It's great to watch an actress at the top of her game.
In the two-hander play The Velocity of Autumn at Broadway's Booth Theater, this chamber piece showcases the wonderful Estelle Parsons and Stephen Spinella as a contentious mother and son.
Parsons' Alexandra has barricaded herself inside a Brooklyn brownstone, fearful of being shipped off to a nursing home. As insurance, she's even threatened to blow it up. Like Lear on the heath, she rages against age, time and thoughtless children. Two of her three kids are eager to dislodge her from her pricey homestead. And she's not sure if they're just eager to contact the realtor, worried about her well being, or both.
An artist still passionate about beauty, she fiercely makes the case for independence. But the only one capable of hearing her pleas is rebel son Chris (Spinella), who long ago divorced himself from the family.
Now, at the end of her life -- and at a crossroads himself -- the two stage a final confrontation. The battles between children and parents are timeless, but what this intimate story captures so well is the disconnect between the two. Her more career-oriented kids can't hear her cries for self-sufficiency; she can't appreciate their concern. But the creative, wayward son, mired in his own familial issues, will act as a catalyst. Together, they must determine what constitutes an acceptable resolution.
To see Parsons, 86, struggle to rise, or raise her fist against the inequities of age, is to witness a masterful performance. And the skillful Spinella holds his own. Directed with sensitivity by Molly Smith, Eric Coble's play isn't deep, but straightforward. It understands the pain and perplexity our loved ones can evoke. Most telling is the overarching love of beauty -- which endures long after any domestic disappointment or failing health.

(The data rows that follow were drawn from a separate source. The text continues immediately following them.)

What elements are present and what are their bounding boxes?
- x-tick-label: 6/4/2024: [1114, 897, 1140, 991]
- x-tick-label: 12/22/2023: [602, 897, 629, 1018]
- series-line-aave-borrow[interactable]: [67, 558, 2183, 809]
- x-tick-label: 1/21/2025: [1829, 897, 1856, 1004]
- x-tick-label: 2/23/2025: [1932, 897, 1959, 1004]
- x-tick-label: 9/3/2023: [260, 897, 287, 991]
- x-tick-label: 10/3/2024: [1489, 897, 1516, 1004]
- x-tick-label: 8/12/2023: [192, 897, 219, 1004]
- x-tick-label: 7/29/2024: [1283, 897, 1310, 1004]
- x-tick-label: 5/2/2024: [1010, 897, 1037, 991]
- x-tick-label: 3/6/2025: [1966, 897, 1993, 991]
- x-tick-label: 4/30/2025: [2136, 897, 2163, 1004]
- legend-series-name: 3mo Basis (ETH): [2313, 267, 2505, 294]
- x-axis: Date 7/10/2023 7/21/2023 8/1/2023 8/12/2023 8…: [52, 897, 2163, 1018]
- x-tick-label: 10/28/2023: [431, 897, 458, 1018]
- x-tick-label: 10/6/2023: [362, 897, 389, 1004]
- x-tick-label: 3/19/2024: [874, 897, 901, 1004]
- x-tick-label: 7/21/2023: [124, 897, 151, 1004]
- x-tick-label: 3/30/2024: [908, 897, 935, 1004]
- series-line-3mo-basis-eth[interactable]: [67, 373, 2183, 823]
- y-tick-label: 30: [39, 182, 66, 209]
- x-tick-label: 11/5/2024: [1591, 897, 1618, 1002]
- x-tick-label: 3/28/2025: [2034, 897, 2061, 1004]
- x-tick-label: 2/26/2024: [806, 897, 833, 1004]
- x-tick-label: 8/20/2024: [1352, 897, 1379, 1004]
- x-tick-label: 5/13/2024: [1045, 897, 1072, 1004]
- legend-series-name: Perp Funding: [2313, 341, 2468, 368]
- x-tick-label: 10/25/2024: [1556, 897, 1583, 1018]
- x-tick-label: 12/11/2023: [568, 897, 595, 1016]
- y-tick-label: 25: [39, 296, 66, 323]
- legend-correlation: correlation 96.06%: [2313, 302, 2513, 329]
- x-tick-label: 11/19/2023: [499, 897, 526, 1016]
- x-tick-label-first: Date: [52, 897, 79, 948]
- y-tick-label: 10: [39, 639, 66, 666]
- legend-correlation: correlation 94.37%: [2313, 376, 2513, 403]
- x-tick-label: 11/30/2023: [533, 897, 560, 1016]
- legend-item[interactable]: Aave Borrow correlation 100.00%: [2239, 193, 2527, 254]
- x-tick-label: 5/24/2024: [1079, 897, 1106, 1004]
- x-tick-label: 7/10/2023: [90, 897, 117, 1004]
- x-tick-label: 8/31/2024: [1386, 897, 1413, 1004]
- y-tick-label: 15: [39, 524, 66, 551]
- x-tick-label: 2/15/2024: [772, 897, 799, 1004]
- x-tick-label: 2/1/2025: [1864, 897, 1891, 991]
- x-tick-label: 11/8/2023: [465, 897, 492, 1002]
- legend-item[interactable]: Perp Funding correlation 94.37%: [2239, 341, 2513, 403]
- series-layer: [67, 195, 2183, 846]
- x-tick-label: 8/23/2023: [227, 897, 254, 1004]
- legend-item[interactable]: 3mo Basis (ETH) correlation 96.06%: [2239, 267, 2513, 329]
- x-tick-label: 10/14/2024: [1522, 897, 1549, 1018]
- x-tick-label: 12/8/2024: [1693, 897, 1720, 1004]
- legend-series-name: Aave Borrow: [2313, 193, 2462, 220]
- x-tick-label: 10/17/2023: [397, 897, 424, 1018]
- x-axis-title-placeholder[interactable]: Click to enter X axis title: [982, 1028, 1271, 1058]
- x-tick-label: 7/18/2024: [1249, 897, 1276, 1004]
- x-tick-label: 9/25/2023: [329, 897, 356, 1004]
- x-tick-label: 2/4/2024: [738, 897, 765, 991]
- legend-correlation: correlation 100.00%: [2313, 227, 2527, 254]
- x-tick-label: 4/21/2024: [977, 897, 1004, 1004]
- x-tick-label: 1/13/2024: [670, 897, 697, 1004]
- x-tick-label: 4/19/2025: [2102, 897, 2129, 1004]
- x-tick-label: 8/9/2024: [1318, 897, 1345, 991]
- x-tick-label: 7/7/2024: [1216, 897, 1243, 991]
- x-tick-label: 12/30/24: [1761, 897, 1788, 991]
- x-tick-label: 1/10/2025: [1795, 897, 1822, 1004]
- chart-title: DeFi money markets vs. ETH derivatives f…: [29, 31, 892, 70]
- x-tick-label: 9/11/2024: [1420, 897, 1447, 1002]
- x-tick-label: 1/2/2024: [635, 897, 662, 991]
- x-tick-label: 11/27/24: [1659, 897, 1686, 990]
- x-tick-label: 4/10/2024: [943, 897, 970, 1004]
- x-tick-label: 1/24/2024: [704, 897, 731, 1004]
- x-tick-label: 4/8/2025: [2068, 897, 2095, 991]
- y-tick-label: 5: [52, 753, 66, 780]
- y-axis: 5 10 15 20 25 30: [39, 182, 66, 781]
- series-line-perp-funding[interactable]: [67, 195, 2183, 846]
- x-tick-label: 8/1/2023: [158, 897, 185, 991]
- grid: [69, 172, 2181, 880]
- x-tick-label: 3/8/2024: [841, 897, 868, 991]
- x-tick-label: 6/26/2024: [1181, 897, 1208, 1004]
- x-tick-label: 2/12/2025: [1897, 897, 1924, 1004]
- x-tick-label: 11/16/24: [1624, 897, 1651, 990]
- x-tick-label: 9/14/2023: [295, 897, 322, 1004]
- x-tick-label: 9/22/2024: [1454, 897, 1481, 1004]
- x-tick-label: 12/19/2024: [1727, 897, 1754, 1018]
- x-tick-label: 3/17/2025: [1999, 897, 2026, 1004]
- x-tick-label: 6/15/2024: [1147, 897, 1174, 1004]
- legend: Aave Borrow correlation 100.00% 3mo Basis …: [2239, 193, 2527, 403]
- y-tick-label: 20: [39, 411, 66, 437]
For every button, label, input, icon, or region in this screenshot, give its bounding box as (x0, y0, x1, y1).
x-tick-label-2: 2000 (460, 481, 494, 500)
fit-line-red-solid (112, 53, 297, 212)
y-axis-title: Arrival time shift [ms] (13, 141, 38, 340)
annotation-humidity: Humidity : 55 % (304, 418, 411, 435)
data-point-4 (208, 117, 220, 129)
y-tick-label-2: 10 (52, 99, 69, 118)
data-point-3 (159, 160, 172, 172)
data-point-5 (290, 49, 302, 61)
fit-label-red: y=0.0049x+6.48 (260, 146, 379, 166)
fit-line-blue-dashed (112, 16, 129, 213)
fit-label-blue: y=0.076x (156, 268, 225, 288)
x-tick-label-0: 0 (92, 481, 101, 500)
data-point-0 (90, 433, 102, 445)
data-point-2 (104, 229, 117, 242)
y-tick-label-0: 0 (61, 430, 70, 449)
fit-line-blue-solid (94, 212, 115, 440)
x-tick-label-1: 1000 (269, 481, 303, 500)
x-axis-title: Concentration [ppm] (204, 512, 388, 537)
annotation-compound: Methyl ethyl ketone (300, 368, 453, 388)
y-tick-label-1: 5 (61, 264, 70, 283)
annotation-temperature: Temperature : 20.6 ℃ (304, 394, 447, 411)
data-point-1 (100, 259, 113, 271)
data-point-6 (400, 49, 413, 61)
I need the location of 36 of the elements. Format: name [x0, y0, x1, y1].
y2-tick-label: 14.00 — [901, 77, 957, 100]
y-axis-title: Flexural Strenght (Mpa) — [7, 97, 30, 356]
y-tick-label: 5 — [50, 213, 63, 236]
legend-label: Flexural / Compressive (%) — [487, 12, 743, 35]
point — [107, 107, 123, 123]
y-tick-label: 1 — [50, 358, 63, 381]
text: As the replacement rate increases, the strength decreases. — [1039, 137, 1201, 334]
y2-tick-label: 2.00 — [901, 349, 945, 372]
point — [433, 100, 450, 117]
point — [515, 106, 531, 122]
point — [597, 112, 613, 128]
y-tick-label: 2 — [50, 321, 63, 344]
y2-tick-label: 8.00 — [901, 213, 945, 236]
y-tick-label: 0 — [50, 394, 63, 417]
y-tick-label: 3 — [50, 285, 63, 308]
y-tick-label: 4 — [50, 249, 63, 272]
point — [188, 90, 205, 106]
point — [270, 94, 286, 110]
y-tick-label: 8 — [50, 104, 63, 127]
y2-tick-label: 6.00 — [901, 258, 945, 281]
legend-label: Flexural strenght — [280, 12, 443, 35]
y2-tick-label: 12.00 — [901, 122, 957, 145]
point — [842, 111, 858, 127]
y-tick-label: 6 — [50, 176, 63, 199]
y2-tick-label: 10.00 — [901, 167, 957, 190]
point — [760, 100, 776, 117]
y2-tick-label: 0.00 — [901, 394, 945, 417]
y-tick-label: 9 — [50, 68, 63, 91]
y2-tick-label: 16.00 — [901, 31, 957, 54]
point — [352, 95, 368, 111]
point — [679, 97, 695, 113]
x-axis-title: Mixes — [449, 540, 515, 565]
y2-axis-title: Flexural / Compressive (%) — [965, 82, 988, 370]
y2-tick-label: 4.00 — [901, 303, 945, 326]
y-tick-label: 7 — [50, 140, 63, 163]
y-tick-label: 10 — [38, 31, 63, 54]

Conversely, on the kid front, the New Victory Theater is staging Fluff, the creation of Australian actress Christine Johnston. Her Gingham family is lovable and quirky. Johnston, a marvelous singer with a wacky beehive who can also vocalize an array of sounds, including bird calls, and Lisa O'Neill, a kooky dancer and silent partner, rescue lost, often handmade toys, like Humpty Dumpty, Floppy and Fluff. They are joined by Peter Nelson, who helms musical/multimedia duties.
In fact, the Ginghams embark on a worldwide mission. Once the toys are found, they are bathed in love, affection, even a comfy bed all their own, part of a colorful set of odd-shaped boxes. All the lost toys get a back-story and specific musical assignments, which can double as a memory game for younger children.
The funny, imaginative production offers interaction with the engaged kids. Fluff has a subtle morale -- everything needs care -- which should play well with parents. Yet it should reassure kids -- if you lose your toys, count on the Ginghams to find them.